Associated Press reports nearly two months have passed since Saddam Hussein’s capture, yet American soldiers are still dying at a rate of more than one a day. Forty-five soldiers died in January and three more in the first three days of February. The January toll was five more than in December, despite hope that Saddam’s December 13 capture would weaken the insurgency and slow the killings.
The worst month was November when 82 died. In October 43 soldiers were killed; September saw 30 deaths; and 35 service personnel were killed in August.
January was the second deadliest month for American soldiers in Iraq since President Bush declared the end of major combat.U.S. Army officials in Iraq recently have cited a reduction in attacks against soldiers as a sign of progress.

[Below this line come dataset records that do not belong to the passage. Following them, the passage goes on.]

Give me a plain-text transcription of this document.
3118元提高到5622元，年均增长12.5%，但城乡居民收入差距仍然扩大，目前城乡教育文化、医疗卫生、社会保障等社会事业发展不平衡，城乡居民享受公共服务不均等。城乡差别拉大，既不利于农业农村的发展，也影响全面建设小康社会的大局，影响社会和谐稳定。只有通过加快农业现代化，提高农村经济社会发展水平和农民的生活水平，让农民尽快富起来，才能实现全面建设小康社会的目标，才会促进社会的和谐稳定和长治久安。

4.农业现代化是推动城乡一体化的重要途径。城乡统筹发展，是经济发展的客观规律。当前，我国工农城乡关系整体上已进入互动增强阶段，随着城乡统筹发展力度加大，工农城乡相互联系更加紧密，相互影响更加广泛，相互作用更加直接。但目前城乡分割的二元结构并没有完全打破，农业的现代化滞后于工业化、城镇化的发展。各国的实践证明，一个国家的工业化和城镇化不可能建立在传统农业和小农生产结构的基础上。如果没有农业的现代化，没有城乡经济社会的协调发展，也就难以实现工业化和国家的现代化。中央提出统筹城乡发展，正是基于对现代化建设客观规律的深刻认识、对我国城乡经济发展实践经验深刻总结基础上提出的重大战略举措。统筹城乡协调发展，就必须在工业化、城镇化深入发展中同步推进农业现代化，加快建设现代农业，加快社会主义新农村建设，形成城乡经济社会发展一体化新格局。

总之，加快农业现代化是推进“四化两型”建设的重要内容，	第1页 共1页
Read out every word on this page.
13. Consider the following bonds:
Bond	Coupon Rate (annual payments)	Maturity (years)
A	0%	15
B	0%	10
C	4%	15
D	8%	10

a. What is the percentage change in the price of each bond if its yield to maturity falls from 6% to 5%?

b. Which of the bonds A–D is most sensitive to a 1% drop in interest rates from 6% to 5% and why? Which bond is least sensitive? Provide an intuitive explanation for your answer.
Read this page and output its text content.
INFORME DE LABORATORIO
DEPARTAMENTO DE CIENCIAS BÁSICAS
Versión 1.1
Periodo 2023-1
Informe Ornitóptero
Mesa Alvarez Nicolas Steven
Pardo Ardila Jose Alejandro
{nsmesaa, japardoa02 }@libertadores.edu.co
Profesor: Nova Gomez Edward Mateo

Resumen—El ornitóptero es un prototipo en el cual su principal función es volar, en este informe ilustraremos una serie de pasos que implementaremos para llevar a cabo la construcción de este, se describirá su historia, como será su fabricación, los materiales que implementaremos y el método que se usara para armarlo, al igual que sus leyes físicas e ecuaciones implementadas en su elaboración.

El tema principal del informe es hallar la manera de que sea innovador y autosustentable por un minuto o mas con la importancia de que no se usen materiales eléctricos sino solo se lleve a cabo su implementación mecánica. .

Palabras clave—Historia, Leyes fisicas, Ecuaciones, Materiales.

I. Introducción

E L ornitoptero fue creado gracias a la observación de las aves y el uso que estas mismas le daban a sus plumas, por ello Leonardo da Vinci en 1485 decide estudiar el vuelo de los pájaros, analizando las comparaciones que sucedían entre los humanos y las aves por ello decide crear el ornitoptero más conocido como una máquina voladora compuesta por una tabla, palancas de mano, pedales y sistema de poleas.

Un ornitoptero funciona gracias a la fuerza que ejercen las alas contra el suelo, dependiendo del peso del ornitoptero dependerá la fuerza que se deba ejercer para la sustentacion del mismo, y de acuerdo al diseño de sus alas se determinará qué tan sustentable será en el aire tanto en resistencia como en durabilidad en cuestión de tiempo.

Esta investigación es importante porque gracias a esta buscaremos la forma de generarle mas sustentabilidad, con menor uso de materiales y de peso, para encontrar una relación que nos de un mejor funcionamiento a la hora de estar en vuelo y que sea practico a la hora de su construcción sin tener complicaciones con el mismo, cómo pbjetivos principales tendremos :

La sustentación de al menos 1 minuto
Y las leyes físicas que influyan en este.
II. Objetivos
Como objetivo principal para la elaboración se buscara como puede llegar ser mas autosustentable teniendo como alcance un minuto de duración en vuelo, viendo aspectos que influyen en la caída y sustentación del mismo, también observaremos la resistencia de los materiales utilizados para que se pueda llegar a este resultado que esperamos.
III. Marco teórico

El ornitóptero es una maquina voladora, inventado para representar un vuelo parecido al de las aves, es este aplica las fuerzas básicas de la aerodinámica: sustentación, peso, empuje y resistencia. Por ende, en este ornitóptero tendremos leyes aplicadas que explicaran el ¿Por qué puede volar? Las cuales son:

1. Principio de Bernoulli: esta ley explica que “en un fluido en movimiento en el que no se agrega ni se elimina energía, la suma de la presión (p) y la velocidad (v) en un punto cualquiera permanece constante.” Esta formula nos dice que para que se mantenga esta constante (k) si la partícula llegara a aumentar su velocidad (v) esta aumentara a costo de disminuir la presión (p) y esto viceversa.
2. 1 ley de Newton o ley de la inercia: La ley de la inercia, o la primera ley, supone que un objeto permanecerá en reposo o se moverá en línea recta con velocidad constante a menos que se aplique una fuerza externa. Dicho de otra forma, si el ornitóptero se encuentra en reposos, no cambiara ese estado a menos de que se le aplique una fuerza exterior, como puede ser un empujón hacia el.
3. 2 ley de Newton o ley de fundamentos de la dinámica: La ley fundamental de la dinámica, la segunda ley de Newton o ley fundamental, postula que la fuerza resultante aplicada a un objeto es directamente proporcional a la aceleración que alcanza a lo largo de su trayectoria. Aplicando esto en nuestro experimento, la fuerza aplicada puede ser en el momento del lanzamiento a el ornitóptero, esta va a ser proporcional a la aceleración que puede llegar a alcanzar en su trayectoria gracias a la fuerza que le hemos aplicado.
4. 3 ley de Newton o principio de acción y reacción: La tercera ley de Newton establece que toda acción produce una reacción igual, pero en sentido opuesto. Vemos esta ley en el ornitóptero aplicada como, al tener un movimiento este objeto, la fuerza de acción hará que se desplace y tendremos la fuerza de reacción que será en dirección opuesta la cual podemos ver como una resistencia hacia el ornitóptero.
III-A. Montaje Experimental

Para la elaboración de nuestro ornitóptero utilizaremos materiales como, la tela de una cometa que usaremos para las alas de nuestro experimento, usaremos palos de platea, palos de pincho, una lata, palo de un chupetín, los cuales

However, attacks are growing deadlier. Roadside bombs in October, November and December on average, killed one soldier at a time. In January, there were four attacks in which the bomb killed three soldiers, the highest toll for any month since May, according to military data.
Top military spokesman in Iraq, Brigadier General Mark Kimmit acknowledged this trend in a briefing Tuesday, February 3, saying, “The overall number of attacks is going down. That is not, sadly, stopping the number of casualties.”
A week later, when asked about the subject again, Kimmit seemed ambivalent and reversed course. “As we’ve had a corresponding reduction in attacks, there has been a corresponding reduction in killed in action as well,” he said.
When told that the numbers in January suggest otherwise, Kimmit disputed that finding, saying, “I’m not going to get into a debate about the numbers.”
Meanwhile, as the first soldiers with the U.S. First Division arrive in the Persian Gulf to patrol some of the most dangerous turf in Iraq, the families they left behind are already asking the Pentagon’s No. 2 official about the next possible tour of duty.
“My husband’s going to go down to Iraq for a year,” Bonnie McCarty told Deputy Defense Secretary Paul D. Wolfowitz, who was there for a one-day visit. “When he comes back, is he going to go back again for a year because of the size of the Army?”
“We don’t want to keep going through this,” added McCarty, whose husband is a command sergeant major with the First Infantry.
According to the Los Angeles Times, such concerns underscore the plight of a U.S. military that is stretched thin and increasingly demanding more of its troops.